A great deal of research has surfaced lately showing that the gender wage gap remains a persistent problem. But, few organizations are making an effort to identify the extent of the issue in their own business, and make adjustments.
(Photo Credit: mathewingram/Flickr)
However, Canada’s McMaster University is bucking the trend, taking immediate action in order to right the wrong. This summer, full-time female faculty members at McMaster will be given a raise of $3,515 (about $2,900 US) in order to adjust for the discrepancy.
The process started several years ago following the publication of a report from the Council of Canadian Academies that identified patchy progress in terms of pay equity for women, even at the highest professional ranks. (American universities found similar inequities – check out the report from the American Association Professors for more information.)
McMaster began evaluating their own gender pay issues following the study, and found a $3,515 pay gap that couldn’t be justified by discipline or rank.

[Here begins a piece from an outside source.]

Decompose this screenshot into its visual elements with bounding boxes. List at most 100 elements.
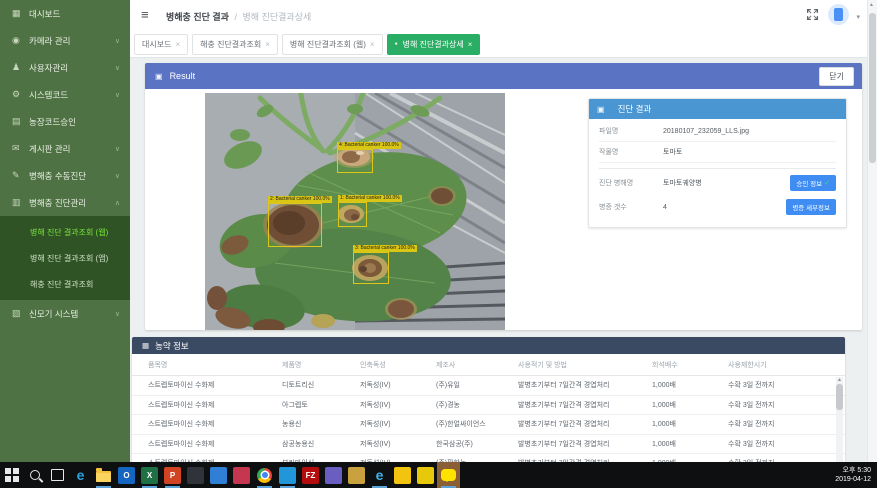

Faculty members have reportedly responded favorably to the subsequent action. David Wilkinson, McMaster’s academic vice president and provost said:
“This amounts to 1 percent of our base budget, and certainly nobody, I think, questions that this is the right thing to do.”
Now the question becomes, will these efforts permanently counter the gender wage gap at McMaster, or will these trends resurface over the course of the next few years or decades? Only time will tell, but the university says they are committed to following up on these issues in the years to come, and they are working on other initiatives to support ending gender-based discrepancies, such as making changes to a parental leave policy and creating different training modules. Their vigilance, and the decision to increase female faculty members’ wages across the board before the new school year, is certainly a solid step in the right direction.